In the Conservative Party leadership election, we’ve witnessed a master-class in how the Establishment engineers the result it desires. Theresa May was obviously the anointed one, but in order for her to be crowned a few things had to happen first. The maverick Boris Johnson, who was decidedly dodgy on foreign policy, as I explained here, had to be knocked out of the race. And then, after she had beaten Murdoch’s favourite, Michael Gove, onto the final short-list it was time for the Establishment’s attack-dogs to be unleashed on Mrs. Andrea Leadsom.
Revealingly, the newspaper which did it for Leadsom is also the newspaper that’s been the most unrelentingly and obsessively hostile to Jeremy Corbyn. Rupert Murdoch’s Times is an Establishment organ that regards any deviation from the extreme Blairite/Cameronite center as a heresy that needs to be firmly stamped on. All of course in the interests of ‘democracy’ and ‘moderation’!
Rather naively, Leadsom, who supported Brexit, and said she’d send off Article 50 to the EU in September if she became Prime Minister, consented to be interviewed by the pro-Remain Times.
It was the biggest mistake of her political life.
Deeply shocked when she saw the Times headline on Saturday, she accused the paper of ‘gutter journalism’ for the way they presented the interview. The Times, in response, released a partial audio recording of the interview, but still hasn’t released a full one. The journalist who interviewed Leadsom, Rachel Sylvester, was accused of contradicting her own story about not raising the subject of family and motherhood to her interviewee.
A day later, the Sunday Times, intensifying the pressure on Leadsom, reported that up to 20 Tory MPs would quit the party if she won – in effect warning her that she would have the same problems in Westminster as Jeremy Corbyn. But this report was later denied by MPs.
One doesn’t have to share her politics to acknowledge that Leadsom was stitched up by Murdoch’s Establishment mouthpiece.
She became the target of some pretty unpleasant attacks by Parliamentary colleagues, inside-the-tent journalists and some liberal-leftists too who were only too keen to support The Times against her – not to mention the newspaper’s shameful record of neocon/Blairite warmongering.
It was no surprise that after a tearful weekend,
Leadsom pulled out of the Tory leadership race on Monday.
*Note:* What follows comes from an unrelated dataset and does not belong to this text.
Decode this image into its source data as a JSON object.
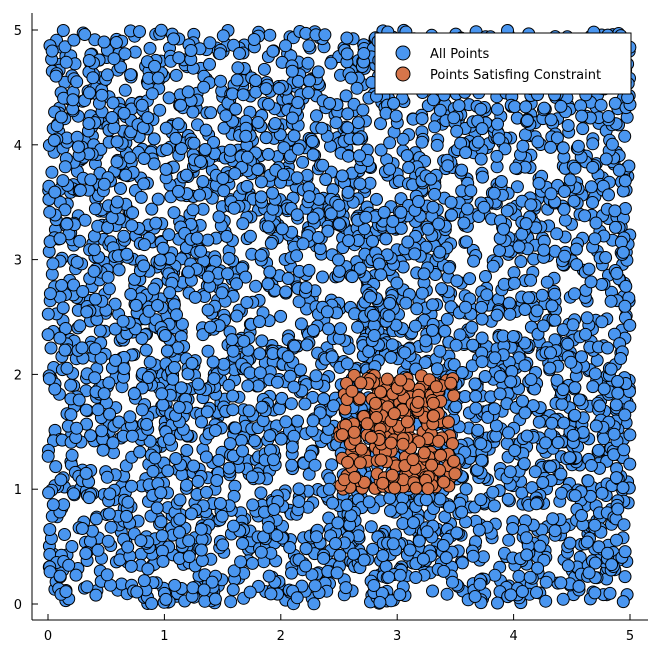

Her campaign manager Tim Loughton said: “It is absolutely not the job of media commentators to ‘big up’ politicians whether in this leadership contest or elsewhere in politics. But neither should it be their compulsion constantly try to trip them up”.
With Leadsom successfully tripped up, and the Tory party’s 150,000 members deprived of having their democratic say in their party’s leadership election, Rachel Sylvester moved on to another outsider who threatens the status quo – Jeremy Corbyn – with an article in Tuesday’s Times charmingly entitled ‘Corbyn’s Labour must be tested to destruction’.
Destroy. Destruction. Weapons of Mass Destruction. These are words the Establishment loves to use in its war against its enemies.
Meanwhile, the fear of ‘the mob’ from those inside-the-tent is there for all to see. ‘If we don’t tame Twitter, we’ll face mob rule’ was the title of one Times comment piece on Monday.
Meanwhile, Tony Blair himself is concerned about ‘the mob’, and the way the extreme centre, which he personifies, is currently threatened. “It was already clear before the Brexit vote that modern populist movements could take control of political parties. What wasn’t clear was whether they could take over a country like Britain. Now we know they can”, he bemoaned in the New York Times.
Blair and his disciples – in both Labour and the Conservative parties – want to get back to ‘business as usual, that is, a situation where they and not us are in control. People power has already gone way too far for the party elites and they desperate to put a stop to it.
The coronation of Theresa May boosts their cause, but the Extreme Center also needs to topple Jeremy Corbyn if they‘re to succeed in their One Party Britain anti-democratic project.
The stakes really could not be any higher.